All-cause mortality, venous and arterial thrombosis, and hematologic and nonhematologic neoplastic disease. Myocardial infarction and stroke were classified as major thrombotic events, and venous and peripheral arterial thrombosis were considered minor thrombotic events. The number of patients who died and the number of those who had major thrombotic events (combined end point) were used as a comprehensive measure of the benefit-risk ratio associated with the use of myelosuppressive agents.

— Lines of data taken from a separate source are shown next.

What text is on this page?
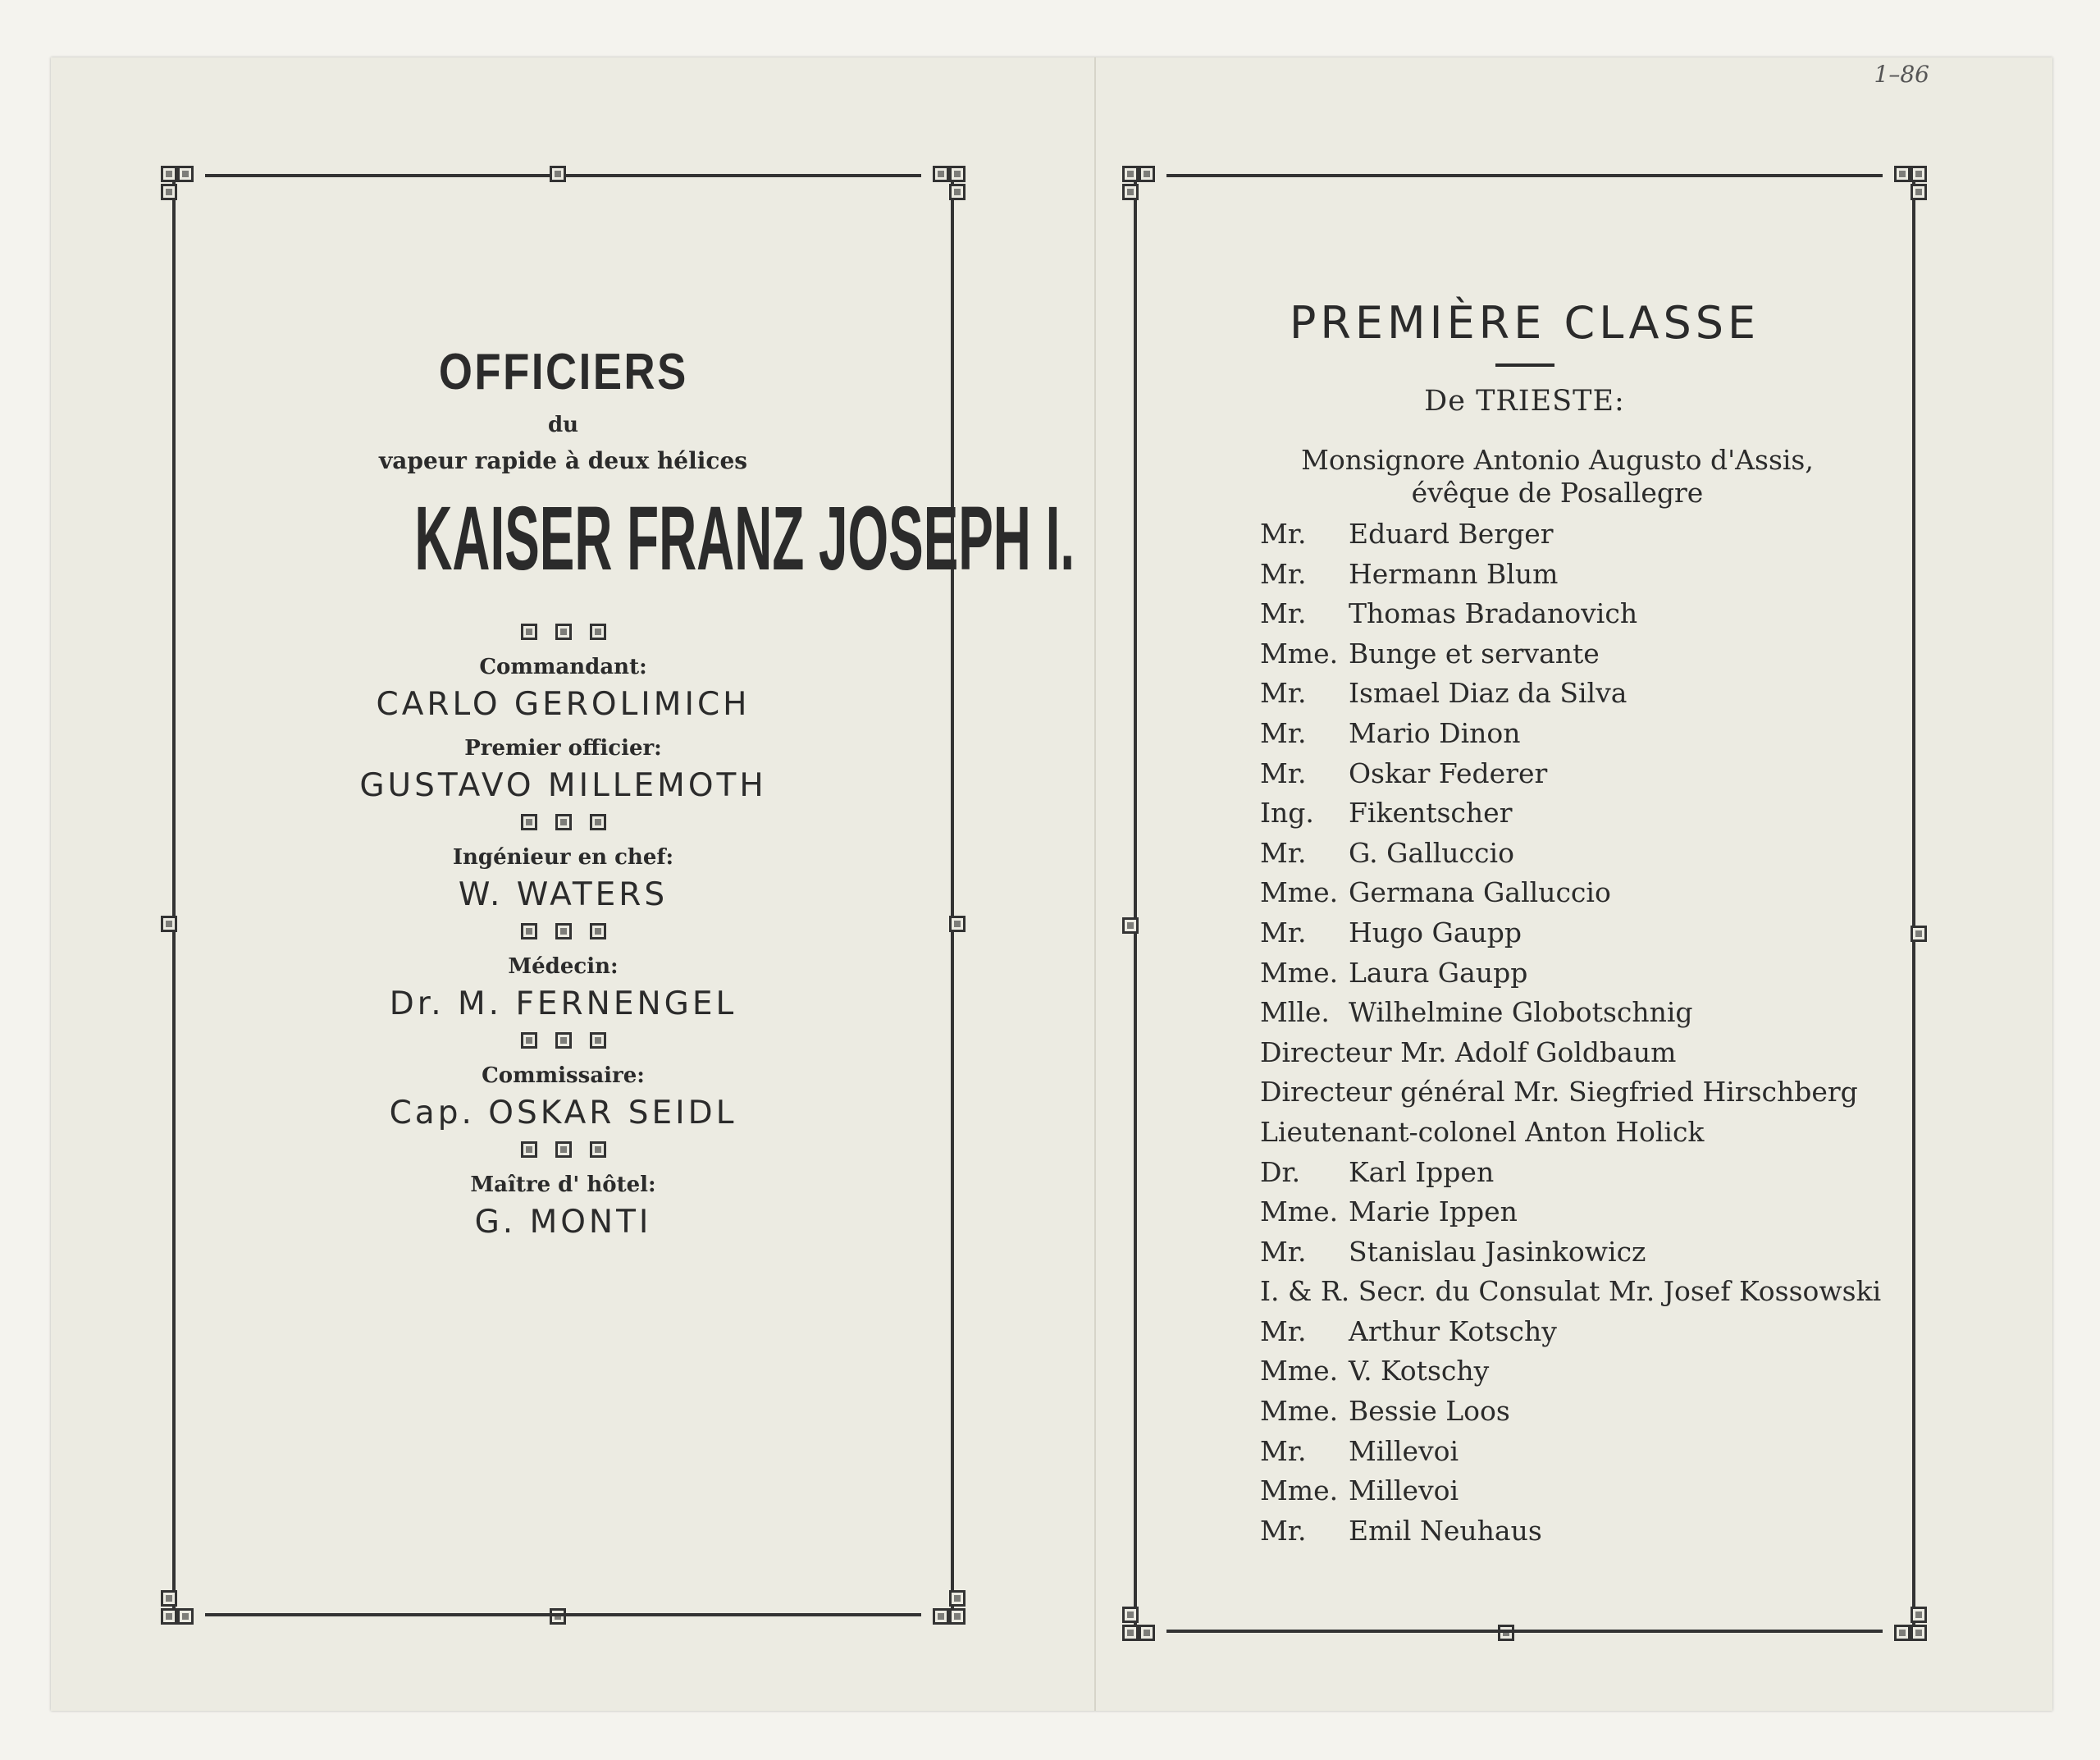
1–86
OFFICIERS
du
vapeur rapide à deux hélices
KAISER FRANZ JOSEPH I.
Commandant:
CARLO GEROLIMICH
Premier officier:
GUSTAVO MILLEMOTH
Ingénieur en chef:
W. WATERS
Médecin:
Dr. M. FERNENGEL
Commissaire:
Cap. OSKAR SEIDL
Maître d' hôtel:
G. MONTI
PREMIÈRE CLASSE
De TRIESTE:
Monsignore Antonio Augusto d'Assis, évêque de Posallegre
Mr. Eduard Berger
Mr. Hermann Blum
Mr. Thomas Bradanovich
Mme. Bunge et servante
Mr. Ismael Diaz da Silva
Mr. Mario Dinon
Mr. Oskar Federer
Ing. Fikentscher
Mr. G. Galluccio
Mme. Germana Galluccio
Mr. Hugo Gaupp
Mme. Laura Gaupp
Mlle. Wilhelmine Globotschnig
Directeur Mr. Adolf Goldbaum
Directeur général Mr. Siegfried Hirschberg
Lieutenant-colonel Anton Holick
Dr. Karl Ippen
Mme. Marie Ippen
Mr. Stanislau Jasinkowicz
I. & R. Secr. du Consulat Mr. Josef Kossowski
Mr. Arthur Kotschy
Mme. V. Kotschy
Mme. Bessie Loos
Mr. Millevoi
Mme. Millevoi
Mr. Emil Neuhaus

634 fatal and nonfatal arterial and venous thromboses were recorded in 485 patients (41%); 36% of these episodes occurred during follow-up in 230 patients (19%), and 64% occurred either at presentation or before diagnosis. Thrombotic events occurred more frequently in the 2 years preceding diagnosis, suggesting a causal relation between the latent myeloproliferative disorder and the vascular event. The incidence of thrombosis during follow-up was 3.4%/y; older patients or those with a history of thrombosis had a higher risk for thrombosis. Overall mortality was 2.9/100 patients per year; thrombotic events and hematologic or nonhematologic cancers had similar effects on mortality. Patients receiving chemotherapy died three to four times more frequently than those not receiving chemotherapy. The increased risk for cancer in patients receiving myelosuppressive agents was seen approximately 6 years after diagnosis. In addition, the combined end point, computed as the sum of the hardest available events (death, nonfatal myocardial infarction, or stroke), suggests that myelosuppressive agents have an overall unfavorable effect.

Cytoreduction favorably affects the incidence of thrombotic events, but aggressive treatment seems to be associated with increased risk for neoplasm. These results provide a basis for reevaluating the therapeutic strategy in patients with polycythemia vera and for estimating the size of clinical trials aimed at testing new therapeutic approaches.